Screw caps are becoming more common in Germany too. There is a significant financial loss with returned wine that is corked and the vintners are beginning to rebel. Mrs. Rock is employed by a corporation that makes them. More interestingly, they also market a recent invention called the Vino-Loc. O mentioned drinking a 2003 Schloss Vollrads. That was the year Vollrads began to use the Vino-Loc. Like that Bordeaux estate you mention, Vollrads bottled some of the vintage with corks and some with the new enclosure, giving their customers a choice. I like the Loc (and screw caps) because I can store the wine upright.

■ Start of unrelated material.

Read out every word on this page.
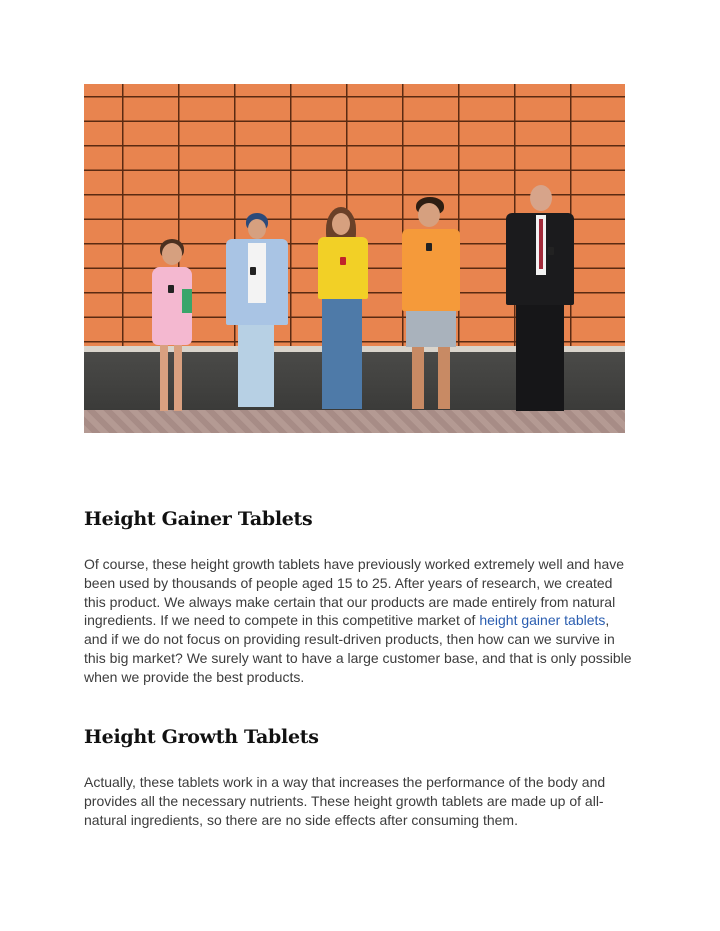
Height Gainer Tablets

Of course, these height growth tablets have previously worked extremely well and have been used by thousands of people aged 15 to 25. After years of research, we created this product. We always make certain that our products are made entirely from natural ingredients. If we need to compete in this competitive market of height gainer tablets, and if we do not focus on providing result-driven products, then how can we survive in this big market? We surely want to have a large customer base, and that is only possible when we provide the best products.

Height Growth Tablets

Actually, these tablets work in a way that increases the performance of the body and provides all the necessary nutrients. These height growth tablets are made up of all-natural ingredients, so there are no side effects after consuming them.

The Vino-Loc is made of tough, shatterproof glass and has a small plastic seal that renders it airtight. It's really easy to get on and off. It looks like this when it's in the bottle:
and here it is out of the bottle:

On the label, the term "erstes Gewächs" means
premier cru or first growth. It's a new quality level, not sanctioned yet by the government's wine bureaucracy. Many of the top vintners, unhappy with the way German wine is produced, labeled and marketed, banded together and took it upon themselves to raise standards and denote certain vineyards as the best. A wine labeled
erstes Gewächs has to be a Riesling. It has to meet stringent ripeness and yield levels, has to be vinified dry and pass a peer taste test. Ironically, and idiotically, the German wine laws won't allow the words on the label along with the QmP designation. Instead the wine can only be called a mere
Qualitätswein, one of the lower categories. (Same with the word barrique. If that's on the label, it has to be marketed as a mere table wine even if the wine really is a dry Auslese!)
The label is designed to simplify things, especially for foreign consumers. Instead of the unwieldy term
Niersteiner Brudersberg Riesling Spätlese trocken, the label says simply,
Brudersberg (the vineyard name). One can assume it's a dry Riesling Spätlese from Nierstein. The hope is that eventually the vineyards will become well-known and synonymous in the consumer's mind with high quality the way the Burgundy vineyards are.